Di antara contoh riya dalam perbuatan, bila seorang pelajar terlihat
belajar dengan sungguh-sungguh hanya karena ingin mendapat nilai yang bagus.
Dan dia melakukan hal itu kepada orang tuanya hanya karena ingin mendapatkan
apa yang dia minta dari orang tuanya cepat-cepat terkabul.
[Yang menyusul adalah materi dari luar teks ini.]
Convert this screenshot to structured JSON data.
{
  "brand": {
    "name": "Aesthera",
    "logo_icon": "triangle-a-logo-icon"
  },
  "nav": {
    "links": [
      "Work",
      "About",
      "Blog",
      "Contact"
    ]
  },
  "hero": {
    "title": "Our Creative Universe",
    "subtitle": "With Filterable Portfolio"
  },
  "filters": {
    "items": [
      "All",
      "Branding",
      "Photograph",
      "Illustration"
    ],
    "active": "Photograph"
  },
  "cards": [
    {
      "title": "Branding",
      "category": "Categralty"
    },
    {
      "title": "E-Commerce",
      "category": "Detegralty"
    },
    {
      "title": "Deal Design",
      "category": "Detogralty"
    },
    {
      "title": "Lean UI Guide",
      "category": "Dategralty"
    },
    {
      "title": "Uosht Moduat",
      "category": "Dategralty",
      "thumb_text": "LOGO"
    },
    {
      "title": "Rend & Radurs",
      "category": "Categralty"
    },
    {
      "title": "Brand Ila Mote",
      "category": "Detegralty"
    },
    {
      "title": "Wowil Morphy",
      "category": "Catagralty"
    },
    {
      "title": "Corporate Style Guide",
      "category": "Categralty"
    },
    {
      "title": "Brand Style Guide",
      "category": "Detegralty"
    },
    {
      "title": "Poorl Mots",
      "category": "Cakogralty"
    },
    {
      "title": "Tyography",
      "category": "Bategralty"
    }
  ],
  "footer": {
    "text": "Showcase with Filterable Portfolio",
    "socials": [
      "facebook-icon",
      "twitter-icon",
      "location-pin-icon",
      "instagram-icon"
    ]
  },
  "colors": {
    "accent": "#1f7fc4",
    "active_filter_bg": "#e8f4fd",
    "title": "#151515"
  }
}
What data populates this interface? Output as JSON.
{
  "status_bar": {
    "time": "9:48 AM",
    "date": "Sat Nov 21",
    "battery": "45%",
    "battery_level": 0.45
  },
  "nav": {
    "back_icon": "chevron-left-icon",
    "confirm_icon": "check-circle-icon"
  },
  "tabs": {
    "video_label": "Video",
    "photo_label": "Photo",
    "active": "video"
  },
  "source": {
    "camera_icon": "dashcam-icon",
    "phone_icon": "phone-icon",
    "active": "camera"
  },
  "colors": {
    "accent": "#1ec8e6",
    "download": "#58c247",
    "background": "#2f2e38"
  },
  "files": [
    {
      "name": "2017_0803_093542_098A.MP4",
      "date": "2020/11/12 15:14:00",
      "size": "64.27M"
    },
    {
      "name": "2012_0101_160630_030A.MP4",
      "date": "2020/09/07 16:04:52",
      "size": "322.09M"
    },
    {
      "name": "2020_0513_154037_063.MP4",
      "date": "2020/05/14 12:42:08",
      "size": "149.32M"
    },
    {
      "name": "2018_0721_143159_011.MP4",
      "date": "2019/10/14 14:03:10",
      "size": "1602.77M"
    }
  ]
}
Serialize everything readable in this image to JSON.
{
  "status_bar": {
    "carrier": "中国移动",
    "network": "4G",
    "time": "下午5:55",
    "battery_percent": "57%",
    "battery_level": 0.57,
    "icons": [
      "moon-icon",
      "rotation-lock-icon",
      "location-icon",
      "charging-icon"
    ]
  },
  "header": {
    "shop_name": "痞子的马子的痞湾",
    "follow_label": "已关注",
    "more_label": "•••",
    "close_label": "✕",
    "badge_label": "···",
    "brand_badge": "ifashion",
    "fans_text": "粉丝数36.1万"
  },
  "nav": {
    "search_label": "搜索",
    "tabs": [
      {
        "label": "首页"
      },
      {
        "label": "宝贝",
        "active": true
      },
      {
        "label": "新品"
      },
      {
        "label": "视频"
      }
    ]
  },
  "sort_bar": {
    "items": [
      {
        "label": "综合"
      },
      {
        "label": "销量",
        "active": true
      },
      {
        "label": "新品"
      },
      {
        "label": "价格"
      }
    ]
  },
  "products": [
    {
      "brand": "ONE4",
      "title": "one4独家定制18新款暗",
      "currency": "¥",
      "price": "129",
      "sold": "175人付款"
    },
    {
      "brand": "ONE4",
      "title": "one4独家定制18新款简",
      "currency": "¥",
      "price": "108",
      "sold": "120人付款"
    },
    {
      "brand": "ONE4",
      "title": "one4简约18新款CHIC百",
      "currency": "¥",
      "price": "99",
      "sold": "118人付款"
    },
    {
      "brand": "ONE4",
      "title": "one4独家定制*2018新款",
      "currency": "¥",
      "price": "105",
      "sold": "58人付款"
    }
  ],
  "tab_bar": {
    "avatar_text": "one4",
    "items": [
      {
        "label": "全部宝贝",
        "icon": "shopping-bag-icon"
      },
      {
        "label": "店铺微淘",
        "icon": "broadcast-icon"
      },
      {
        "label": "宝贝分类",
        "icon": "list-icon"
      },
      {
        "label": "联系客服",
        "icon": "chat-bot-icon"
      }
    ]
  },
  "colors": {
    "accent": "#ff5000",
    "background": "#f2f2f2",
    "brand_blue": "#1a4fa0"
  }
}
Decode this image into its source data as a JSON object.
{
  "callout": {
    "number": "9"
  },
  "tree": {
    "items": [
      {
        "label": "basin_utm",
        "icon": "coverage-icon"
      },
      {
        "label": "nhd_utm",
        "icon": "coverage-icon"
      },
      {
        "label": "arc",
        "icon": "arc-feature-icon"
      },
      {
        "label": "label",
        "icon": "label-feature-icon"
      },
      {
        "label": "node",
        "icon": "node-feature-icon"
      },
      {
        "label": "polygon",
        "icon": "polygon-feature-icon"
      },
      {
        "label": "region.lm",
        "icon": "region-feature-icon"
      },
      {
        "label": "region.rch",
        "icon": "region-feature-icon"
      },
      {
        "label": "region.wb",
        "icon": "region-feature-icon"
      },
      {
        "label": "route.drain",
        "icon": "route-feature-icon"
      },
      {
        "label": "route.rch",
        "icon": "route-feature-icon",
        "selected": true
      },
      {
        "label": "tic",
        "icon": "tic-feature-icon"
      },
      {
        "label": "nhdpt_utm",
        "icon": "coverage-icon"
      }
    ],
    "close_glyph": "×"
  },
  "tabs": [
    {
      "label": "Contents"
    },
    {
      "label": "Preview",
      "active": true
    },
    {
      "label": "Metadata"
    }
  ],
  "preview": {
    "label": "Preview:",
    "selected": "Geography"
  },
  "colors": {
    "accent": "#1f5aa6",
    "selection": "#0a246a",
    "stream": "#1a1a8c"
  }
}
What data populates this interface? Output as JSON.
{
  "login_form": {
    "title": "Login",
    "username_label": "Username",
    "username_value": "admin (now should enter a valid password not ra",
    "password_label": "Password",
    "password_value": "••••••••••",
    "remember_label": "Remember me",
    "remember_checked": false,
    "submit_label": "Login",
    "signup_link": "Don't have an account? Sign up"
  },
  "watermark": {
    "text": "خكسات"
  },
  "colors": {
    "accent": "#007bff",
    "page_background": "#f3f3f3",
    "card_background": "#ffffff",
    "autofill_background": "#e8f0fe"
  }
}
Beberapa penjelasan Allah SWT dalam Al Qur’an sehubungan dengan riya’ dalam
perbuatan antara lain :
a). Melakukan ibadah shalat tidak untuk mencapai keridlaan Allah SWT,
tetapi mengaharapkan pujian, popularitas di masyarakat. Allah berfirman dalam Q.S.
Al Ma’un : 4-6 :
فَوَيْلٌ لِّلْمُصَلِّينَ. الَّذِينَ هُمْ عَن صَلَاتِهِمْ
سَاهُونَ. الَّذِينَ هُمْ يُرَاؤُونَ
Artinya : “Maka celakalah bagi orang-orang yang shalat, (yaitu) orang-orang
yang lalai dari shalatnya, orang-orang yang berbuat riya”.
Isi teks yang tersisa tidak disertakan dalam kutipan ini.